Hala, who looks to be in her 50s, then told how her parents fled their home in Acco, near Haifa, in 1948, when Arab countries attacked Israel at its founding.

“We moved to Lebanon and my father spent 14 years working in Yemen, away from his family. We lost our father during this period,” she said.

Even now, living in East Jerusalem, Hala says she feels displaced.

“We lost our house, our land, and even now I never feel safe,” she said. “I'm afraid when my son goes to Jaffa Road [the main street in West Jerusalem] because if there's an explosion the Israeli police round up the Arabs and beat them. Soldiers demand to see their identity cards. It humiliates them.”

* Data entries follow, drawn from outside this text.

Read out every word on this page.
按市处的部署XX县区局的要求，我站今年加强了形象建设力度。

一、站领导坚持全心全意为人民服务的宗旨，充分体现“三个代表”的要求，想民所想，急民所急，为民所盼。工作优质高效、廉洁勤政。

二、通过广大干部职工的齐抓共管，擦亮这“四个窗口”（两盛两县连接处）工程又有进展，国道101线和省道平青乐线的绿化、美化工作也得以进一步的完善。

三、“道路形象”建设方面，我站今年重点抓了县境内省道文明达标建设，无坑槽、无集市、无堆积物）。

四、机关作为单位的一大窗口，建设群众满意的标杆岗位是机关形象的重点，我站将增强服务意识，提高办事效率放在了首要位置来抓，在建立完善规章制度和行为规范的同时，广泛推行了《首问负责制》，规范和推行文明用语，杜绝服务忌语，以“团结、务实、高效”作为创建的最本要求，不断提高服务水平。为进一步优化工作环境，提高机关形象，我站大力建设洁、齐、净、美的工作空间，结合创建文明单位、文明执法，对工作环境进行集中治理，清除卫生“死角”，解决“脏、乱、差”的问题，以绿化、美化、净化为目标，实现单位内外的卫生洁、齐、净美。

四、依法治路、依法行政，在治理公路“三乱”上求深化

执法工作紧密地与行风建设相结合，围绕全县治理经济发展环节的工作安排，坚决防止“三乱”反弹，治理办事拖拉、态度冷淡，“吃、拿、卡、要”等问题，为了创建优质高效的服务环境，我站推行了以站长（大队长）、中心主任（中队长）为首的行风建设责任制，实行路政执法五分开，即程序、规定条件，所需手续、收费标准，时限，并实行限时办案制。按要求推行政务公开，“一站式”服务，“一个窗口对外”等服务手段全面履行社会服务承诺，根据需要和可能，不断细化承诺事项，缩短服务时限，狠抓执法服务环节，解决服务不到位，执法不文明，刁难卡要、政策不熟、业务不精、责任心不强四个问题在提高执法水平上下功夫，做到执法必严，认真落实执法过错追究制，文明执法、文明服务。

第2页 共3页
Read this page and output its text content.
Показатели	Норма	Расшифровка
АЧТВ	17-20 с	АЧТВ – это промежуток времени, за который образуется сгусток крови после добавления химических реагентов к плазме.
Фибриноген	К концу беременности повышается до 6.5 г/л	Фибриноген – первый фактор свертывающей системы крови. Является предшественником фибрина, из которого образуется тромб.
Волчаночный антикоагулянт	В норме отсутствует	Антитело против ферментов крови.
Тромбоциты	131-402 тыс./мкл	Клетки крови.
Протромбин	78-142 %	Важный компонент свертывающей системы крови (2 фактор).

Such events, as well as the severe financial crisis, are taking their toll on the Christian community, Hala said, despair creeping into her voice.

“Our young people want to emigrate. We're losing our children,” she said.

Despite the situation, Hala said, “I don't believe in violence and terror. But when I go to the rural villages and see what's happening there, I realize that if I were in their position, I might do the same thing. They feel they have nothing to lose.”

Voicing the opinion of most Palestinians — both Christian and Arab — in the Holy Land, Hala said, “There can be no peace without justice, and justice means giving the Palestinians the chance to have a free country.”

Michele Chabin writes from Jerusalem.